Washington, Jan 11: Mayo Clinic researchers have demonstrated in two new studies that availability of data supporting testosterone’s efficacy in treating sexual dysfunction and its cardiovascular safety, is very limited.
In their article, published in the journal Mayo Clinic Proceedings, they call for large studies to help clinicians and patients make informed decisions about when testosterone should be prescribed.
"One of the initial surprises is how limited the research evidence is regarding whether testosterone is an effective treatment for sexual dysfunction while being safe from the cardiovascular disease standpoint," says lead researcher Dr. Victor M. Montori, Mayo Clinic's Knowledge and Encounter Research Unit.

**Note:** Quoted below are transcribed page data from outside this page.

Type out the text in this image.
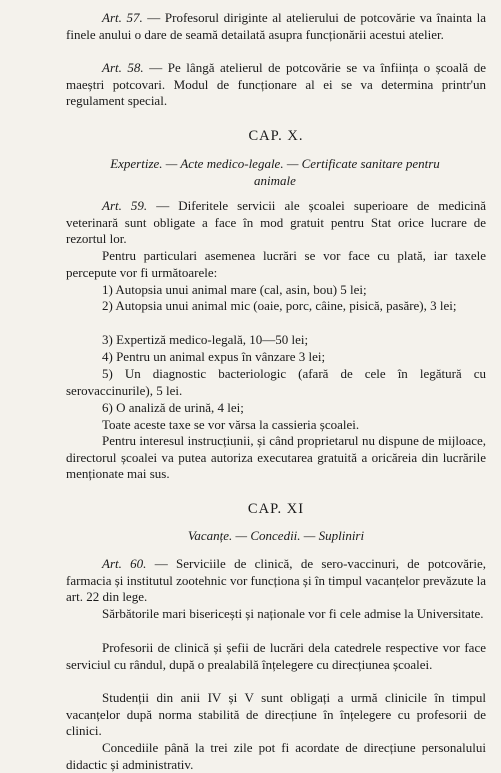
Art. 57. — Profesorul diriginte al atelierului de potcovărie va înainta la finele anului o dare de seamă detailată asupra funcționării acestui atelier.

Art. 58. — Pe lângă atelierul de potcovărie se va înființa o școală de maeștri potcovari. Modul de funcționare al ei se va determina printr'un regulament special.

CAP. X.

Expertize. — Acte medico-legale. — Certificate sanitare pentru animale

Art. 59. — Diferitele servicii ale școalei superioare de medicină veterinară sunt obligate a face în mod gratuit pentru Stat orice lucrare de rezortul lor.

Pentru particulari asemenea lucrări se vor face cu plată, iar taxele percepute vor fi următoarele:

1) Autopsia unui animal mare (cal, asin, bou) 5 lei;

2) Autopsia unui animal mic (oaie, porc, câine, pisică, pasăre), 3 lei;

3) Expertiză medico-legală, 10—50 lei;

4) Pentru un animal expus în vânzare 3 lei;

5) Un diagnostic bacteriologic (afară de cele în legătură cu serovaccinurile), 5 lei.

6) O analiză de urină, 4 lei;

Toate aceste taxe se vor vărsa la cassieria școalei.

Pentru interesul instrucțiunii, și când proprietarul nu dispune de mijloace, directorul școalei va putea autoriza executarea gratuită a oricăreia din lucrările menționate mai sus.

CAP. XI

Vacanțe. — Concedii. — Supliniri

Art. 60. — Serviciile de clinică, de sero-vaccinuri, de potcovărie, farmacia și institutul zootehnic vor funcționa și în timpul vacanțelor prevăzute la art. 22 din lege.

Sărbătorile mari bisericești și naționale vor fi cele admise la Universitate.

Profesorii de clinică și șefii de lucrări dela catedrele respective vor face serviciul cu rândul, după o prealabilă înțelegere cu direcțiunea școalei.

Studenții din anii IV și V sunt obligați a urmă clinicile în timpul vacanțelor după norma stabilită de direcțiune în înțelegere cu profesorii de clinici.

Concediile până la trei zile pot fi acordate de direcțiune personalului didactic și administrativ.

"There is no way for physicians to be certain when prescribing testosterone that, on average, it's doing more good than harm," he added.
The two studies conducted by the researchers were based on the review and meta-analysis of randomised trials to assess the effect of testosterone on sexual dysfunction and cardiovascular events.
During the research, they determined that no strong evidence existed showing testosterone did not cause cardiovascular harm, and that the results regarding its impact on sexual dysfunction were inconsistent.
"We found that the evidence for whether men are better off being treated with testosterone is much weaker than the evidence for giving estrogen to post-menopausal women was before the big estrogen trials came out," Dr. Montori says.
He says that despite the weak evidence supporting testosterone's efficacy, drug companies have successfully driven its sale.
He however believes that further studies are required to measure the outcomes of testosterone treatment.
"Researchers should conduct trials measuring the outcomes of testosterone treatment that are important to patients in order to avoid repeating the estrogen disaster," he says.